綺麗な顔立ちをしているだけに……一層、恐ろしさが増していた。
女の人達は二人で抱き合いながら、へたり込んだままだった。大きな怪我はないようだが……怯え過ぎて、立ち上がることもできないようだ。
アキラは丘の上から飛び下りると、軽やかに地面に着地した。
僕は、修業をしているアキラしか見ていないから……こんなに上手にフェルティガが使えるとは思わなかった。
それは驚くぐらい、華麗な身のこなしだった。
「……オレさ、何しろ修業中だから、力の加減ができないんだ。――ごめんね?」
アキラがにこりと微笑む。
――その恐ろしさに、僕は額から大量の汗が噴き出るのを感じた。
アキラには僕が見えていない。僕に向けられたものではない。
なのに……その凄まじさといったら……!
正直言って、さっきのリオネールさんよりもずっとずっと怖い。
到底、この場にはいられない!
僕は三人に背を向けると一目散に駆け出した。
アキラはあの人たちをどうするつもりなのか。まさか殺して……?
でも、僕にはどうにもできない。逃げるだけで精一杯だ!
僕には無理だ!
そのあと……僕はどうやってエルトラに戻って来たのか、まったく覚えていなかった。
気がつくと、そこはエルトラ王宮の中庭で……僕を連れて来てくれた飼育師をぼんやりと見送っていた。

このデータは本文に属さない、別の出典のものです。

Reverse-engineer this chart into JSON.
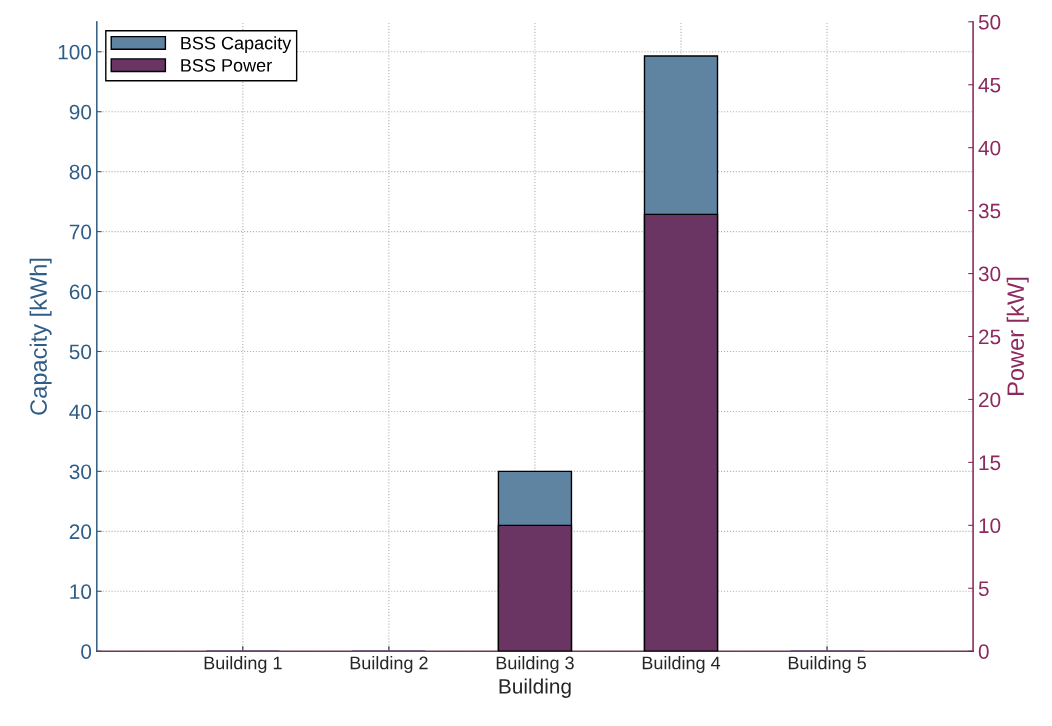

我に返って――僕は、どうしようもない後悔に襲われた。
何で逃げ出してしまったんだろう。アキラは明らかに普通じゃなかった。僕が姿を現して声をかければ……冷静さを取り戻したかもしれないのに。
あの女の人達はどうなったんだろう。無事だろうか?
「ヨハネー!」
僕の姿を見つけた幼いフィラの子たちが駆けてくる。
その足音に、僕はハッとして振り返った。落ち着きを取り戻すために……深呼吸をする。
「遅いよー」
「待ってたー」
「しゅぎょー」
「……ああ、そうだね」
子供たちの頭を撫ぜてやると、嬉しそうな顔をした。……ちょっとだけ救われた気がする。
「じゃあ、部屋に行こうか」
アキラのことは気になるけど……この子たちの面倒をちゃんと見なくちゃ。
それが、僕の今の仕事なんだから。
テスラの白い空を見上げる。
眩しい光が……僕を突き刺すように感じた。